O registo do espectáculo Springsteen on Broadway não é uma mera colecção de canções: “The Boss” oferece-nos uma verdadeira performance, exemplar da arte de estar em palco — este texto foi publicado no Diário de Notícias (1 de abril).
Face a um filme como Springsteen on Broadway (Netflix), a primeira e deliciosa dificuldade que encontramos é a sua simples descrição. Que objecto é este, afinal?
A localização do evento, “on Broadway”, não deve ser confundida com a mitologia dos palcos recheados de adereços feéricos e esplendorosas imitações dos musicais de Hollywood (aliás, em boa verdade, foi o contrário que aconteceu: o cinema americano das décadas de 40/50 colheu o essencial da sua inspiração nos palcos dessa zona de Nova Iorque que é o centro da indústria teatral “made in USA”). O que, em qualquer caso, não exclui um dado essencial: dirigido por Thom Zimny, este é o registo de um espectáculo que Bruce Springsteen manteve no Teatro Walter Kerr, entre outubro de 2017 e dezembro de 2018, num total de 236 performances.
O que, realmente, surpreende é a extrema solidão do protagonista: são duas horas e meia (fascinantes!) de Springsteen em palco, uma guitarra, um piano, e apenas durante alguns minutos a companhia de sua mulher, Patti Scialfa. Estamos perante um exercício confessional, em muitos aspectos concebido como uma derivação teatral da autobiografia Born to Run (edição portuguesa: Elsinore, 2016).

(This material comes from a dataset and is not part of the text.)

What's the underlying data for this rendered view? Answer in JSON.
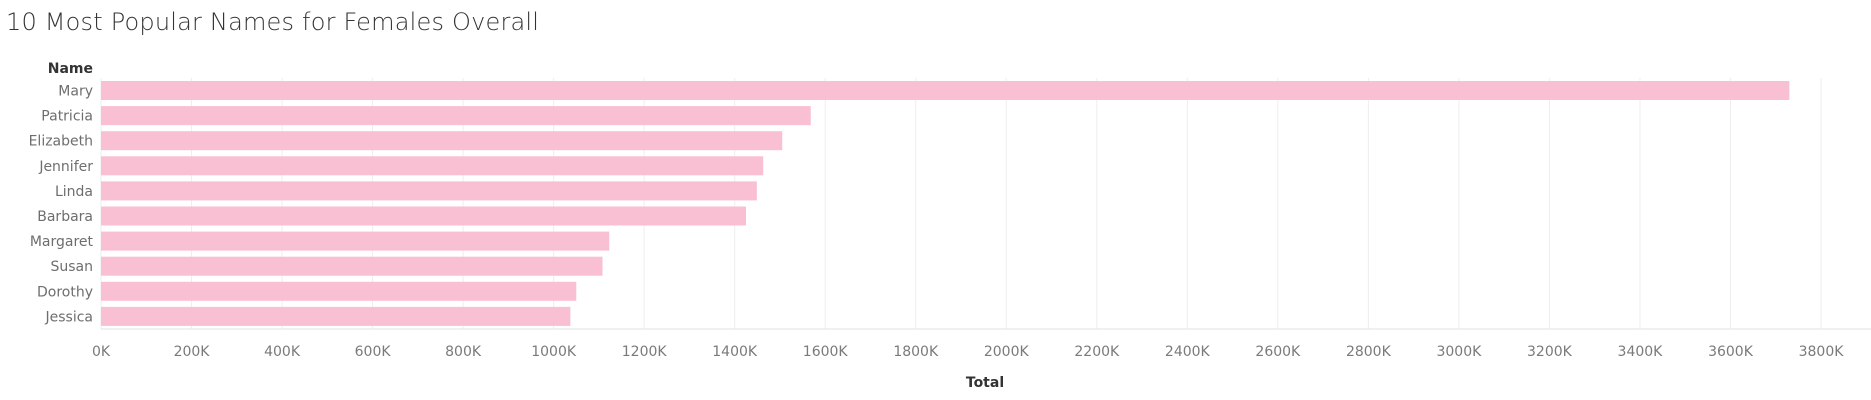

Os títulos de algumas das canções podem ajudar. Assim, usando apenas traduções literais, lembremos que Springsteen canta coisas como “Crescer”, “A Minha Cidade Natal”, “A Terra Prometida”, “Nascido nos EUA”, “Terra de Esperança e Sonhos”, etc. Dito de outro modo: dos tempos heróicos do álbum de estreia, Greetings from Asbury Park, N. J. (1973), até registos mais recentes como The Rising (2002) ou Western Stars (2019), a obra musical daquele que conquistou o cognome de “The Boss” cruza-se, confunde-se e, de alguma maneira, reinventa-se através das suas vivências mais pessoais, por vezes mais secretas.
O que, entenda-se, não se esgota na imagem redentora do “trovador” que vem cantar alegrias e traumas do seu país. Claro que há uma dimensão de testemunho muito pessoal que sempre existiu no compositor e cantor de Born in the USA, verdadeiro hino identitário que é (também) uma desencantada evocação da guerra do Vietname. Ao mesmo tempo, Springsteen não se acomoda no estatuto de “herói” que nunca foi. Diz mesmo, num misto de objectividade e ironia: “Nunca pus os pés numa fábrica, mas só escrevo sobre isso”.
Daí a singularidade dramática deste concerto valorizado pela sóbria filmagem de Zimny. Ele é, há muitos anos, um colaborador essencial no registo de concertos e telediscos de Springsteen: os dois repartiram a assinatura da realização de Western Stars (2019), dedicado às canções do álbum homónimo (disponível nos canais TVCine). Sem ceder à tentação de se limitar a interpretar um “best of” dos seus álbuns, Springsteen afirma-se como um verdadeiro homem de palco, exemplar na arte de dizer palavras muito pensadas, afinal partilhando connosco um genuíno gosto teatral. O que ilustra uma verdade antiga: somos sempre actores da nossa própria história.